Socialists recognise parliament as an institution geared to the needs of capitalism, and therefore inappropriate as the vehicle for a fundamental transformation, but yet we regard its electoral practices as coinciding, to some extent, with the possibility of a peaceful transition towards socialism. There need be no straight-forward, exclusive and exhaustive choice between constitutionalism and violent seizure of power. Certain elements within existing institutions may be of value while others may not. It does limit violence to the role of counter-violence in the event of resistance when a clear majority for revolutionary change is apparent, rather than seeing the use of violence as itself a primary means of change. Rights to organise politically, express dissension and combine in trade unions, for example, are valuable not only as a defence against capitalism, but from a socialist viewpoint are a platform from which socialist understanding can spread, while the right to vote the means by which socialism will be achieved.

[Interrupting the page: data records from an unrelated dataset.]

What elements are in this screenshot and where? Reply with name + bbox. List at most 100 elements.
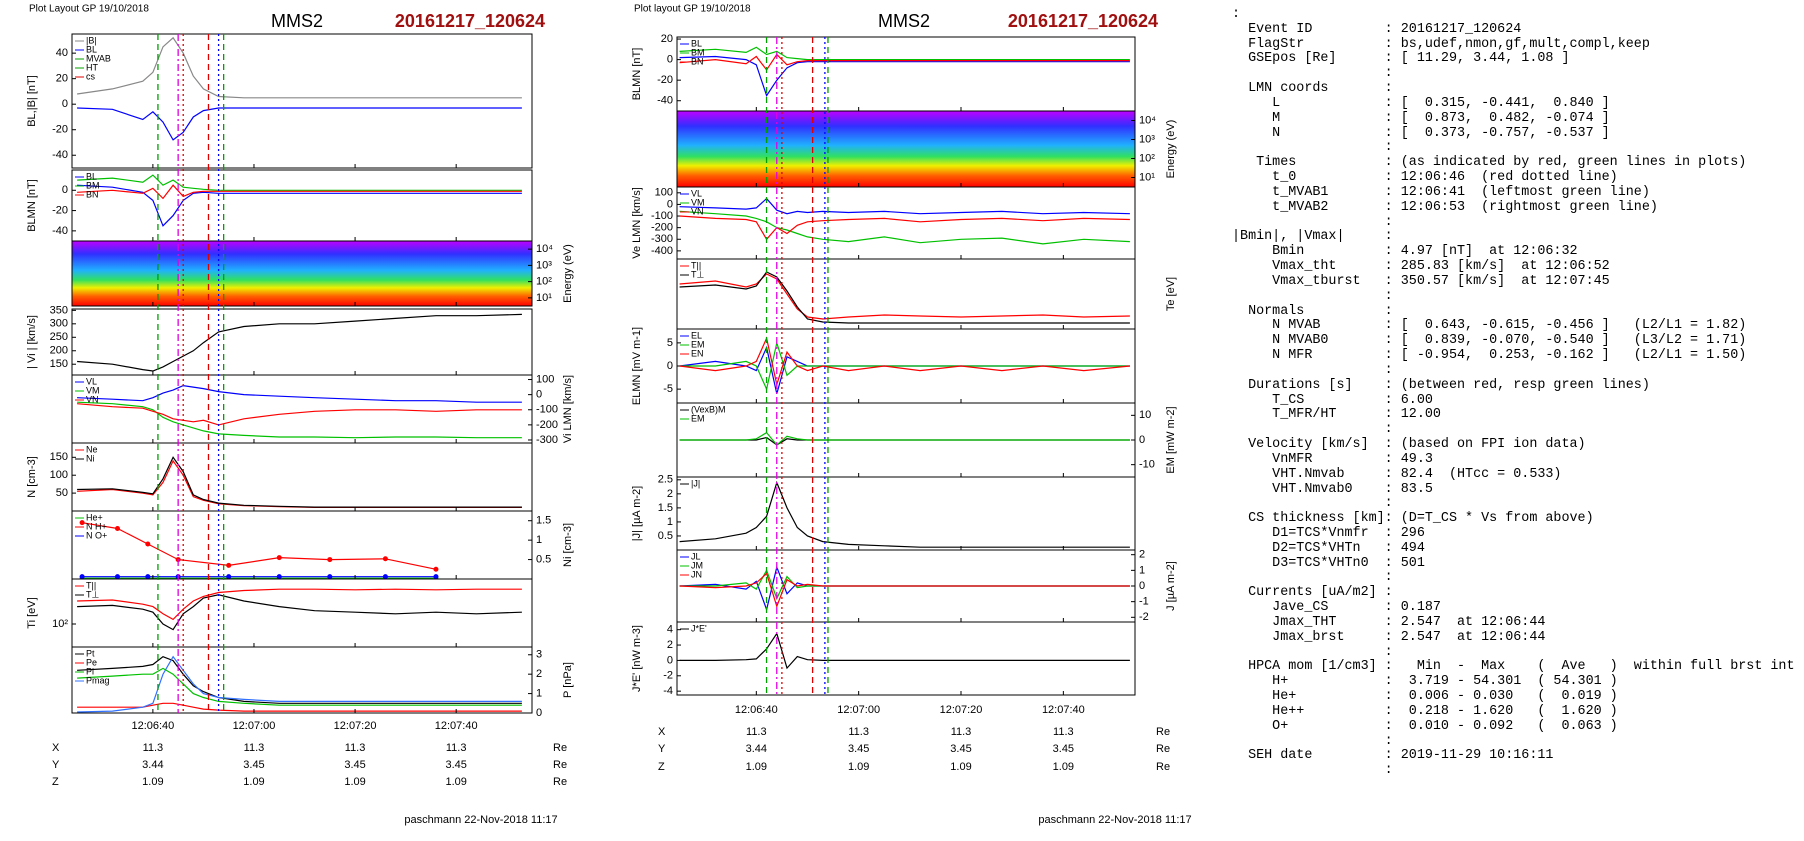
y-tick-label: 0.5	[536, 553, 551, 565]
y-tick-label: -20	[657, 74, 673, 86]
panel-frame	[676, 186, 1136, 260]
info-line: Event ID : 20161217_120624	[1232, 21, 1522, 37]
legend-label: cs	[86, 71, 96, 81]
coord-value: 1.09	[142, 776, 163, 788]
legend-label: T⊥	[691, 269, 704, 279]
y-tick-label: 1	[536, 534, 542, 546]
y-tick-label: 0	[1139, 580, 1145, 592]
panel-traces	[679, 197, 1130, 245]
y-tick-label: 0	[62, 184, 68, 196]
y-tick-label: -1	[1139, 596, 1149, 608]
info-line: Velocity [km/s] : (based on FPI ion data…	[1232, 437, 1586, 453]
trace	[679, 215, 1130, 241]
info-line: Jmax_THT : 2.547 at 12:06:44	[1232, 614, 1546, 630]
coord-unit: Re	[1156, 726, 1170, 738]
data-point	[114, 525, 120, 531]
coord-label: Y	[658, 743, 666, 755]
trace	[77, 403, 522, 426]
trace	[679, 53, 1130, 71]
trace	[679, 436, 1130, 446]
y-axis-label: | Vi | [km/s]	[26, 315, 38, 369]
panel-traces	[679, 480, 1130, 548]
y-tick-label: -100	[536, 404, 558, 416]
y-axis-label: BLMN [nT]	[26, 179, 38, 232]
y-tick-label: 0	[536, 707, 542, 719]
y-tick-label: 10¹	[1139, 171, 1155, 183]
legend-label: JM	[691, 560, 703, 570]
trace	[679, 197, 1130, 215]
legend-label: Pe	[86, 657, 97, 667]
coord-value: 1.09	[445, 776, 466, 788]
y-tick-label: 0	[536, 389, 542, 401]
y-axis-label: Energy (eV)	[1165, 120, 1177, 179]
info-line: Jmax_brst : 2.547 at 12:06:44	[1232, 629, 1546, 645]
legend-label: VM	[86, 385, 100, 395]
info-line: :	[1232, 66, 1393, 82]
trace	[77, 588, 522, 621]
legend-label: |B|	[86, 35, 97, 45]
y-tick-label: 10	[1139, 409, 1151, 421]
y-tick-label: 2	[667, 488, 673, 500]
info-line: D3=TCS*VHTn0 : 501	[1232, 555, 1425, 571]
x-tick-label: 12:07:40	[435, 720, 478, 732]
info-line: t_MVAB1 : 12:06:41 (leftmost green line)	[1232, 184, 1650, 200]
panel-frame	[676, 476, 1136, 551]
info-line: O+ : 0.010 - 0.092 ( 0.063 )	[1232, 718, 1618, 734]
y-tick-label: 20	[661, 33, 673, 45]
y-tick-label: 4	[667, 624, 673, 636]
coord-unit: Re	[1156, 761, 1170, 773]
y-tick-label: -300	[651, 233, 673, 245]
y-tick-label: -200	[536, 419, 558, 431]
info-line: VHT.Nmvab0 : 83.5	[1232, 481, 1433, 497]
coord-value: 11.3	[1053, 726, 1074, 738]
trace	[679, 632, 1130, 670]
trace	[77, 667, 522, 706]
legend-label: N H+	[86, 521, 107, 531]
info-line: He++ : 0.218 - 1.620 ( 1.620 )	[1232, 703, 1618, 719]
trace	[77, 594, 522, 631]
panel-traces	[77, 384, 522, 439]
coord-value: 3.45	[1053, 743, 1074, 755]
y-tick-label: 150	[50, 358, 68, 370]
legend-label: BN	[86, 189, 99, 199]
info-line: :	[1232, 570, 1393, 586]
data-point	[114, 574, 120, 579]
panel-traces	[679, 336, 1130, 394]
legend-label: Pmag	[86, 675, 110, 685]
y-axis-label: Ti [eV]	[26, 597, 38, 628]
y-tick-label: 2	[536, 668, 542, 680]
legend-label: Ni	[86, 453, 95, 463]
info-line: VnMFR : 49.3	[1232, 451, 1433, 467]
data-point	[433, 574, 439, 579]
y-tick-label: 20	[56, 73, 68, 85]
y-tick-label: -5	[663, 383, 673, 395]
legend-label: BL	[86, 171, 97, 181]
y-tick-label: -4	[663, 685, 673, 697]
data-point	[382, 556, 388, 562]
y-tick-label: -40	[657, 95, 673, 107]
info-line: :	[1232, 733, 1393, 749]
coord-value: 3.45	[848, 743, 869, 755]
y-tick-label: 1.5	[536, 515, 551, 527]
info-line: Bmin : 4.97 [nT] at 12:06:32	[1232, 244, 1578, 260]
info-line: T_CS : 6.00	[1232, 392, 1433, 408]
x-tick-label: 12:07:20	[940, 704, 983, 716]
y-tick-label: 150	[50, 451, 68, 463]
event-info: : Event ID : 20161217_120624 FlagStr : b…	[1232, 7, 1795, 779]
info-line: |Bmin|, |Vmax| :	[1232, 229, 1393, 245]
coord-value: 1.09	[344, 776, 365, 788]
info-line: M : [ 0.873, 0.482, -0.074 ]	[1232, 110, 1610, 126]
y-axis-label: P [nPa]	[562, 662, 574, 698]
coord-value: 11.3	[746, 726, 767, 738]
chart-title: MMS2	[878, 11, 930, 31]
coord-value: 1.09	[848, 761, 869, 773]
legend-label: Pt	[86, 648, 95, 658]
y-tick-label: 1	[667, 516, 673, 528]
legend-label: T||	[86, 580, 96, 590]
x-tick-label: 12:06:40	[131, 720, 174, 732]
coord-value: 3.45	[243, 759, 264, 771]
legend-label: |J|	[691, 478, 700, 488]
data-point	[79, 574, 85, 579]
data-point	[276, 555, 282, 561]
info-line: D1=TCS*Vnmfr : 296	[1232, 525, 1425, 541]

To be a socialist means first and foremost to be on the side of the working class. Socialists are not against reforms but oppose reformism as a political practice. Socialists support any reform that will help the cause of the working class and the poor. The working class can win concessions but only for a certain period before the ruling class tries to take these reforms and concessions back. In a class society, the struggle between workers and the capitalist ruling class is of a permanent nature. The intensity of this class conflict and struggle can vary and there can be lulls at times. Both classes have different interests and clash with each other to protect and further their interests. The capitalist ruling class wants to exploit the working class to the maximum. On the other hand, the working class has no other option but to fight back for their survival.

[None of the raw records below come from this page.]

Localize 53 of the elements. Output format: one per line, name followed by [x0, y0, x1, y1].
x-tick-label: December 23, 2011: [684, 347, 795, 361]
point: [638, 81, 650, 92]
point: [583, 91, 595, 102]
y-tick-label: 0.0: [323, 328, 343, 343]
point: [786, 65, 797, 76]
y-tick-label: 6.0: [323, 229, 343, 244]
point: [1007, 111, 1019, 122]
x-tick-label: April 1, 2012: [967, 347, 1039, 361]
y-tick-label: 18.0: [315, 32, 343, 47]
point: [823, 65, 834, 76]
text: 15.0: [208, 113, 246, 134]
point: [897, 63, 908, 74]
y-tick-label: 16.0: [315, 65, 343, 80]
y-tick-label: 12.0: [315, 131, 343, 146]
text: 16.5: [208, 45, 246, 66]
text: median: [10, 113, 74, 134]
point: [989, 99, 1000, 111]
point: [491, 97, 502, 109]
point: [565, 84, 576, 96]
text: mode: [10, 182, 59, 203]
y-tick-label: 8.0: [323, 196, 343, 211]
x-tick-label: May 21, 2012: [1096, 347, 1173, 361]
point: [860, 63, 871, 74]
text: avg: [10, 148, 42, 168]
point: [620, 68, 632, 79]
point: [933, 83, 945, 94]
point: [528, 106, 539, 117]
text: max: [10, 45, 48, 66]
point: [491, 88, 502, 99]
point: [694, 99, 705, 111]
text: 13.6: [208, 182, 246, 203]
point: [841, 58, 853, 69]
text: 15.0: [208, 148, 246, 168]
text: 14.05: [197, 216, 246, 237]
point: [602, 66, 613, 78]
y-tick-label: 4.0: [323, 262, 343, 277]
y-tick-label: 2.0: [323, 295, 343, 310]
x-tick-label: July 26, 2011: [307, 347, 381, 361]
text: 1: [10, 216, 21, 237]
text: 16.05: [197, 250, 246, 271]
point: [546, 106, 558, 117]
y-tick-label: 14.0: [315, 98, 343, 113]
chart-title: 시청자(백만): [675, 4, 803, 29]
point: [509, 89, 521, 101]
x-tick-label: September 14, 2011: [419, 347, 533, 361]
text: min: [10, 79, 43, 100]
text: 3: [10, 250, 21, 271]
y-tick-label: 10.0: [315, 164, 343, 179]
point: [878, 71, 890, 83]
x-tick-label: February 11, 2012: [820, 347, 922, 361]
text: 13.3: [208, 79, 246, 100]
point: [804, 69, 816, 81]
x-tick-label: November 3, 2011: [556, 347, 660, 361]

Any conception of socialism must include the empowerment of the working class to be the master of its own destiny. Whilst we can debate and sketch visions of what a future society might look like, all these discussions will prove meaningless unless we can find away to acquire the power required to make them concrete. The working class already has a massive latent power over society just waiting to be realised, the task then is unlocking this power. When workers are organised in accordance with their class interests they will be  better able to wield this potential  power. The working class is the real agent of change. The slogan of “revolution” has been misused so blatantly that it has lost its meaning.  The workers’ movement is lacking political  clarity. The problem is the lack of of consciousness. If you don’t know where you want to go, then no road will take you there.